Agencies lag Treasuries, swaps as yields fall; Fannie Mae sees demand for three-year paper

By Kenneth Lim

Boston, May 11 - Agency spreads widened slightly on Wednesday as Treasuries rebounded and Fannie Mae announced supply in the front end of the yield curve.

Bullet spreads closed the day about 1 basis point wider versus Treasuries. Agencies also softened against swaps, but to a lesser extent.

"It looks like agencies in general softened just a little bit, which was kind of in line with swaps," an agency trader said. "The Treasury rally obviously led the spread curve to kind of soften against it."

Fannie Mae plans offering

Fannie Mae saw strong initial demand for its planned offering of three-year Benchmark Notes, which is scheduled to price Thursday.

Price talk is at a spread of 20 bps over Treasuries, sources said. The size of the deal has not been set, but the agency will probably sell at least $3 billion of notes.

Barclays Capital Inc., Goldman Sachs & Co. and J.P. Morgan Securities LLC are the lead managers of the offering.

The trader, whose firm was among the selling group, said his allotment was filled by mid-morning.

"We kind of blew out our allotment pretty quick," the trader said. "My understanding is it's getting very, very strong demand."

Price talk represents a concession of only about 1 bp to surrounding issues, which are trading at spreads of around 20 bps bid, 19 bps offered.

"It's kind of the part of the curve that I think is tracking a fair bit of money right now," the trader said. "The level is fair versus surrounding issues...it's not much of a concession against the curve, but there is a maturity gap there."

Despite the aggressive pricing, the market is still keen on that part of the sector because the curve is fairly steep around the three-years and offers attractive roll-down opportunities.
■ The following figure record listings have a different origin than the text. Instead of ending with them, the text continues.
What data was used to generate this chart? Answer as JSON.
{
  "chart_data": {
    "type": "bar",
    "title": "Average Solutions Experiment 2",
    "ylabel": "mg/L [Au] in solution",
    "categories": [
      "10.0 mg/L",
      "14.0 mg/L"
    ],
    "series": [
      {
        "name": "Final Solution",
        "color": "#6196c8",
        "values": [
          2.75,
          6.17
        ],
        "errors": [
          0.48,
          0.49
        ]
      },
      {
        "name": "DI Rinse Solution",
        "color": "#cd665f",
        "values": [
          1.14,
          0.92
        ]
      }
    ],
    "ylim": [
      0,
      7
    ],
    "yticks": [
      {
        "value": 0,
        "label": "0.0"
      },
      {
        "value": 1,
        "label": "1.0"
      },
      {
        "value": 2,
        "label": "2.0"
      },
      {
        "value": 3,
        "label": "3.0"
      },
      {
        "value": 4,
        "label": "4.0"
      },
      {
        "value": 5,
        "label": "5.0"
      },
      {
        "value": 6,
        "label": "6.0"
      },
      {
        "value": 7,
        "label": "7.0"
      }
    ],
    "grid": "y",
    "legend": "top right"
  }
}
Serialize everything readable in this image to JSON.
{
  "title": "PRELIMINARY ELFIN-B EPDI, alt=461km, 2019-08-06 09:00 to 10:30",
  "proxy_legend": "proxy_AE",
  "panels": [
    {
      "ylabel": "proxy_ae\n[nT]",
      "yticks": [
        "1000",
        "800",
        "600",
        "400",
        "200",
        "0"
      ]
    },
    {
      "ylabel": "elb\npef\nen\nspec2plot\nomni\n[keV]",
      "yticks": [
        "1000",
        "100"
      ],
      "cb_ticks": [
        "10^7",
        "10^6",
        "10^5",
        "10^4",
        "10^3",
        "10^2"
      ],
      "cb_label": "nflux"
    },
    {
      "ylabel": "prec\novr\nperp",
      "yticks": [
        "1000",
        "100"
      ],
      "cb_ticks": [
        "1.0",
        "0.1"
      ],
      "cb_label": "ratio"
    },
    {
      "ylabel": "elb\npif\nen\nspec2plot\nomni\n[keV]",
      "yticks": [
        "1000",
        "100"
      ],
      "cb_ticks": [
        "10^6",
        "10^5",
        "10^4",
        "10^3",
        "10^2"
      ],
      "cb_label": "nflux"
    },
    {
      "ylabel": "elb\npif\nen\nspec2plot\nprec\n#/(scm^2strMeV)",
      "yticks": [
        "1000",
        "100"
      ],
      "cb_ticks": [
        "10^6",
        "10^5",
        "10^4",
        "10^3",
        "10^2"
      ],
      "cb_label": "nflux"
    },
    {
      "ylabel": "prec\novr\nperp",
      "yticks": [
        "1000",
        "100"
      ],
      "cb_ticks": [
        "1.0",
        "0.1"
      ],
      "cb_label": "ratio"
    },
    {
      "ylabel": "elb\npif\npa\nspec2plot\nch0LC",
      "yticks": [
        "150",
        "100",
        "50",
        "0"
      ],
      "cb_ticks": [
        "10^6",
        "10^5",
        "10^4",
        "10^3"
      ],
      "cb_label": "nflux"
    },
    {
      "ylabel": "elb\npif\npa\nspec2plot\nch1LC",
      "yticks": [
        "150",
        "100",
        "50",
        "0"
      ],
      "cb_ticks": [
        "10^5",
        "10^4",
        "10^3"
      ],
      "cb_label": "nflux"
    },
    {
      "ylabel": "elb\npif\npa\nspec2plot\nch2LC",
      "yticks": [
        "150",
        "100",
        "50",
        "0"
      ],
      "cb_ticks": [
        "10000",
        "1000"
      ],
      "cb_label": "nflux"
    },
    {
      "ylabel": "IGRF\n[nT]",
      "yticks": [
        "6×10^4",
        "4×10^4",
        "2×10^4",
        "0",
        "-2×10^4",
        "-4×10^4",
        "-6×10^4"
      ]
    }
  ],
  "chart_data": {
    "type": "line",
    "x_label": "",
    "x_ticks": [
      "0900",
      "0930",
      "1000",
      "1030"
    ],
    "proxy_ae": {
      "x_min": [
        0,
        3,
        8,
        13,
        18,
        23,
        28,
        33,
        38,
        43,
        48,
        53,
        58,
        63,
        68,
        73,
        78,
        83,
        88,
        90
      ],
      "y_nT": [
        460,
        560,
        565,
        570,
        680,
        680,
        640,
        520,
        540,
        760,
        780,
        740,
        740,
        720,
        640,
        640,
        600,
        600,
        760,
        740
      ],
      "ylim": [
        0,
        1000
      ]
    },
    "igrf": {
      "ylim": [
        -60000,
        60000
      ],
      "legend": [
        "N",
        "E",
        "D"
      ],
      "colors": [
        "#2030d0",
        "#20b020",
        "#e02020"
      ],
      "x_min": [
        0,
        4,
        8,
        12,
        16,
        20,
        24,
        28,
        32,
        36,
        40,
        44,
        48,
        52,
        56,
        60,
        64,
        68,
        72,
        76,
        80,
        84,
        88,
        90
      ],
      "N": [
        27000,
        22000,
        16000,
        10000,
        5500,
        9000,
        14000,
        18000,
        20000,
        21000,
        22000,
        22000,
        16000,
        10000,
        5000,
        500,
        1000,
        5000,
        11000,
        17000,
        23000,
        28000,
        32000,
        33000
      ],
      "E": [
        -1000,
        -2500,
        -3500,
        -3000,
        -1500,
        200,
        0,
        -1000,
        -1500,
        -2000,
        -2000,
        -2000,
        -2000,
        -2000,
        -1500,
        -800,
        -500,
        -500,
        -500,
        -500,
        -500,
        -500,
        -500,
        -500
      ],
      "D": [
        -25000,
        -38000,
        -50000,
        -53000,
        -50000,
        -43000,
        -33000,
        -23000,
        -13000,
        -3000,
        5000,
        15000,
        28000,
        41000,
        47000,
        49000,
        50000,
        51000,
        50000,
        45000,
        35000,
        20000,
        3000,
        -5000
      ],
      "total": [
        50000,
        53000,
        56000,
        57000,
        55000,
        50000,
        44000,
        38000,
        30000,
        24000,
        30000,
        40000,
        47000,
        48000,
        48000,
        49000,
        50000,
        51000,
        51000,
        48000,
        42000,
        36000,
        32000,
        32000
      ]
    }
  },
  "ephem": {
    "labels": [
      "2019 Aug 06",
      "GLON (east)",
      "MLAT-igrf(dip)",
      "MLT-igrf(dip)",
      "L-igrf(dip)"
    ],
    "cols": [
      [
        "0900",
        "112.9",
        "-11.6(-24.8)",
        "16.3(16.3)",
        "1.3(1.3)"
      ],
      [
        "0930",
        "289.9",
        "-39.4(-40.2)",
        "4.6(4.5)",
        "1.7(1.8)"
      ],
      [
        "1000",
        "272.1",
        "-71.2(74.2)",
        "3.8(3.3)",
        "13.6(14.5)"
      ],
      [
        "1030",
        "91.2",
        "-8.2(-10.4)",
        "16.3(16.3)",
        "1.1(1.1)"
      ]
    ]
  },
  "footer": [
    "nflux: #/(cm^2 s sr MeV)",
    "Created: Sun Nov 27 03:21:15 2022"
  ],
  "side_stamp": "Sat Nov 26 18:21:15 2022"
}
"It's around the steepest roll-down period, and it's a small enough duration that people aren't too afraid of picking it up," the trader said.

The trader expected the deal to eventually fall between $3 billion and $4 billion, even though Fannie Mae could probably upsize the offering to a larger amount.
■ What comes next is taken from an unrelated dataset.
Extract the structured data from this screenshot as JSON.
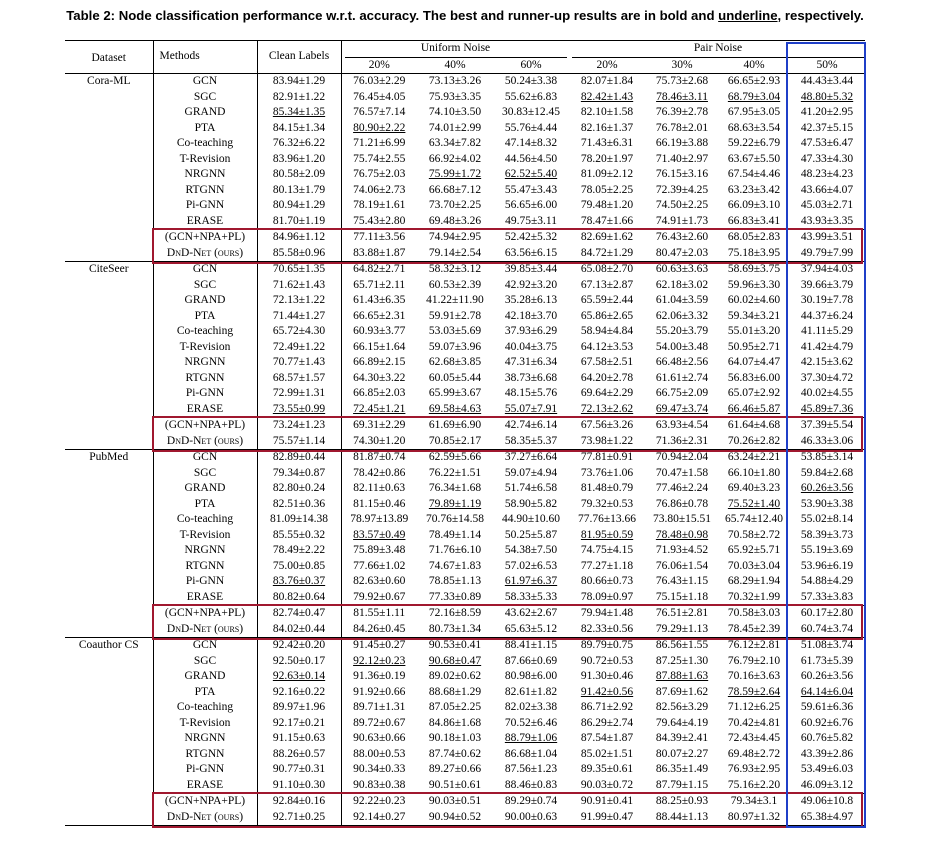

"Obviously their needs are less than they were, and the funding levels have cheapened to the point where it's just not as attractive," the trader said. "They can get a ton of stuff done in the front end in the 'discos.'"

Yields fall again

Beyond the Fannie Mae deal, the agency market on Wednesday watched yields fall again as Treasuries reversed Tuesday's small sell-off to resume the relentless climb in government bond prices.

The callable market slowed down in reaction to the day's decline in yield levels. Callable buying had picked up over the past few sessions and was actually healthy in the morning as Treasuries initially continued Tuesday's retreat. But Treasuries rallied in the afternoon, leading to a knee-jerk pullback by callable investors.

"The move higher in Treasury prices I think caught some dealers off guard a little bit, and when prices rallied callables quieted down," the trader said.

Investors are increasingly shifting to alternative price structures, such as step-ups, from plain vanilla products, the trader said.

And although low yields are discouraging investors from buying new products, they are also fueling more redemptions, which could build up demand for the product.

"The more we stay at these levels, the more we're going to see redemptions, and investors are going to have more money to reinvest because of the money they get back," the trader said.